A woman who hanged herself feared retirement at the age of 61 because she thought she would be living in poverty, an inquest was told.
Jane Hallam had attempted to take her life with a drugs overdose previously and now her family are seeking answers about the treatment she received from the Sheffield Crisis Resolution and Home Treatment team in the three weeks before her death in May 2011.
Mrs Hallam, a mother-of-two, who lived in Woodhouse Mill, Sheffield, took an overdose on April 28 after stockpiling tablets and telling her family ‘not to bother her’ because she would be watching a film.
But another relative became concerned when she recieved no answer to phone calls and she was saved by her intervention.
Her discharge from the psychiatric unit at the Northern General Hospital was opposed by her sister-in-law, Pauline Hallam, the inquest being held in Doncaster was told yesterday, because she feared another suicide attempt.

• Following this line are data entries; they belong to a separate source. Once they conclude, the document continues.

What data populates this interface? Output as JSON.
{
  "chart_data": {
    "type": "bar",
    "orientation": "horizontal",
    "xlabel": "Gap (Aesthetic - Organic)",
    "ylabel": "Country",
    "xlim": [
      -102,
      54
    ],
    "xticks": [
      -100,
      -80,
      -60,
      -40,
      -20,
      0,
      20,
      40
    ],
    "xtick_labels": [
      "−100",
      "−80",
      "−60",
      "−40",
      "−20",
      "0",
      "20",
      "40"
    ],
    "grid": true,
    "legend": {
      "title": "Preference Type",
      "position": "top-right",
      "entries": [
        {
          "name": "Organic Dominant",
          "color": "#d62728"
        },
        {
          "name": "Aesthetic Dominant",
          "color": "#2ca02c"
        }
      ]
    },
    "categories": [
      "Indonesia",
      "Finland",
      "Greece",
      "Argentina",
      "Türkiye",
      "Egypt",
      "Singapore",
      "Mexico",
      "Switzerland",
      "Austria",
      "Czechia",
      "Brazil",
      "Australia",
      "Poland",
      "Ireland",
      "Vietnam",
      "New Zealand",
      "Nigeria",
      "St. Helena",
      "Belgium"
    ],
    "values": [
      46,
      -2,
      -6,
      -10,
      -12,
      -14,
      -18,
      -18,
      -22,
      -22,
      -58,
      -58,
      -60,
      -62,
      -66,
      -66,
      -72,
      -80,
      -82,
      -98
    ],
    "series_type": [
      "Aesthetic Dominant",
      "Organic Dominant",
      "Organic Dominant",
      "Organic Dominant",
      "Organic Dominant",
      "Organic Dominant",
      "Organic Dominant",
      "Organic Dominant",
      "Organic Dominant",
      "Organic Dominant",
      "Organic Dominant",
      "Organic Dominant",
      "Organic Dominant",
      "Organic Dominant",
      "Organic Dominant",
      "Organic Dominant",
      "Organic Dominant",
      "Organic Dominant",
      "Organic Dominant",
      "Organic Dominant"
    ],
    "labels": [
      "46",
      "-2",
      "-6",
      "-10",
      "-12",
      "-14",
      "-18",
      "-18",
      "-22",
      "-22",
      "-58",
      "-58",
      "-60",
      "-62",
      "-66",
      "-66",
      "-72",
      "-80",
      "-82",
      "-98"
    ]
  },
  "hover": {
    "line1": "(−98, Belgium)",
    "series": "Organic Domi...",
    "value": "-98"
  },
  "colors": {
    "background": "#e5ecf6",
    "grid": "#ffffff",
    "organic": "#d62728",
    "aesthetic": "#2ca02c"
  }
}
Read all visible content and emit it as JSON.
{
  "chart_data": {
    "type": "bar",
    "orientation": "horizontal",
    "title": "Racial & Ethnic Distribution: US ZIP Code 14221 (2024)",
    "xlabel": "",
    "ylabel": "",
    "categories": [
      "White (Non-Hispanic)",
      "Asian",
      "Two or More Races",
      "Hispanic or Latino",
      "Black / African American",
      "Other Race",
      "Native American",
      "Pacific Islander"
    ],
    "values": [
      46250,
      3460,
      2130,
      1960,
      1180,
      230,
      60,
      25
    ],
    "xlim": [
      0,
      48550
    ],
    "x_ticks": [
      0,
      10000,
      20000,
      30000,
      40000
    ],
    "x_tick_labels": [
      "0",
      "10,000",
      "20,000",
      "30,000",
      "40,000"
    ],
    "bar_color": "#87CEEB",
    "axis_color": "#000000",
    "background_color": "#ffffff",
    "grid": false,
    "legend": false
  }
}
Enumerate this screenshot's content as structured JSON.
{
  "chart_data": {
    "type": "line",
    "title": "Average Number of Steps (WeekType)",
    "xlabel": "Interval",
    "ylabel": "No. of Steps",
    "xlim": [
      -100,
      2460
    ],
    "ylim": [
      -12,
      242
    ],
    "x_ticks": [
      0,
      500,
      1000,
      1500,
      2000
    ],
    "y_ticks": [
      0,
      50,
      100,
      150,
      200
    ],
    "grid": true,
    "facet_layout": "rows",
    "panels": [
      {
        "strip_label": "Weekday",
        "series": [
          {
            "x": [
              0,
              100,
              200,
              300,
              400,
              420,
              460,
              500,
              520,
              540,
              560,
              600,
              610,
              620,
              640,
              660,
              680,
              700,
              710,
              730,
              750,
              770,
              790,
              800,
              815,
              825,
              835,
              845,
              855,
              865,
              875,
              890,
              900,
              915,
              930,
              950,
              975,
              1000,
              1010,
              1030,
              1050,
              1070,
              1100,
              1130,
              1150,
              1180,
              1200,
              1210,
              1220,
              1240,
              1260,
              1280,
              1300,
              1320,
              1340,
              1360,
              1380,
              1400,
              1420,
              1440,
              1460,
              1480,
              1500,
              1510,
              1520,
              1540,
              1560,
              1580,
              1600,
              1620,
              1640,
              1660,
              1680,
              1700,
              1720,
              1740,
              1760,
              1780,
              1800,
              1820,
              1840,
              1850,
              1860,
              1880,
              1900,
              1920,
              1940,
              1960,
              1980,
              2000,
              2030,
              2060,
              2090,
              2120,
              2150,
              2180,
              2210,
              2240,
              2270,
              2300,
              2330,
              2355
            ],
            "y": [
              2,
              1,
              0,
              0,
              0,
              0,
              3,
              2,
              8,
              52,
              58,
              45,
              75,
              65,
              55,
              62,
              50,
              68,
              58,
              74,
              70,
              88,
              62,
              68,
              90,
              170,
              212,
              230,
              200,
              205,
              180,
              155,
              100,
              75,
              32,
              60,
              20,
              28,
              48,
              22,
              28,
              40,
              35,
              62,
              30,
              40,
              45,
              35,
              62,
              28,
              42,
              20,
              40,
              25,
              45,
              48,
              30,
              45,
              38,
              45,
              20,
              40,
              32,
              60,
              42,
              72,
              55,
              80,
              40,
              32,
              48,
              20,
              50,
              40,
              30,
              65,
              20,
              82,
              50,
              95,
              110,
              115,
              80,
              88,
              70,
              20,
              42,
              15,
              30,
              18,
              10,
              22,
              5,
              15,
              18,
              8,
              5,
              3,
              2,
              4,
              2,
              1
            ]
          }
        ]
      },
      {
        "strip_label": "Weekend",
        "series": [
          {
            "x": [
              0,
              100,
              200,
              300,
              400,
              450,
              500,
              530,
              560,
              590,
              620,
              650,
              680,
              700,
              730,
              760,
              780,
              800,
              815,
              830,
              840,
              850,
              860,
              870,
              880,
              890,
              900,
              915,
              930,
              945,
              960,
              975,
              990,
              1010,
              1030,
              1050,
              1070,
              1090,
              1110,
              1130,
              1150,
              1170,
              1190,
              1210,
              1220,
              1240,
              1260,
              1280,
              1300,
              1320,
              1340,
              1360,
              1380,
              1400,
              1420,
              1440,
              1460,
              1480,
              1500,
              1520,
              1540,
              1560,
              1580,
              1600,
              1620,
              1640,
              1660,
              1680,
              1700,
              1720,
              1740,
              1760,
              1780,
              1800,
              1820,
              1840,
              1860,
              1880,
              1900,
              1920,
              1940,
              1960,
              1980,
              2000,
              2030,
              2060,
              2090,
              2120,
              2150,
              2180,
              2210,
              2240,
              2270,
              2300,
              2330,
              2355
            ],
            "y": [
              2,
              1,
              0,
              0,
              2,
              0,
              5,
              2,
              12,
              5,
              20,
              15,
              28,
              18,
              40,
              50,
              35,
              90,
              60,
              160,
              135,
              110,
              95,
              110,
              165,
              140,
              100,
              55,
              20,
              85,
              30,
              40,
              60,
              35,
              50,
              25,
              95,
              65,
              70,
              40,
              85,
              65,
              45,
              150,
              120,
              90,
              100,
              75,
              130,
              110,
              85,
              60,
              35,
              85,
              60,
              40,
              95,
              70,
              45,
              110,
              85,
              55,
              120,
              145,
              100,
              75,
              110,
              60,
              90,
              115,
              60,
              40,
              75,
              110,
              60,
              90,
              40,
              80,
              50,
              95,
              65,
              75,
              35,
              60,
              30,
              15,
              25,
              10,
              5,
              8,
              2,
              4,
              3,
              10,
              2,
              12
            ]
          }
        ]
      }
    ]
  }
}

Community mental health nurse Lisa Hill carried out an assessment and said she felt the risk of Mrs Hallam harming herself had reduced because she had said suicide was no longer an option.
But during further appointments Mrs Hallam talked of having hallucinations about her cat which she had given away because she didn’t think she could afford to feed it.
On a later visit to her home she was ‘visibly anxious and shaking and expressed the belief she would not be able to survive financially and couldn’t afford to support herself, “ said Miss Hill adding: “She said she would rather be dead than live in poverty.”
Mrs Hallam said she was afraid to go to the supermarket because she couldn’t afford food and had stopped visiting friends because of petrol costs.
Miss Hill said she was given medication for her anxiety and afterwards expressed ‘a strong desire to get better’ but was found hanged on May 17
Miss Hill denied the crisis team wanted to see her ‘off their hands as soon as possible’. The inquest continues today.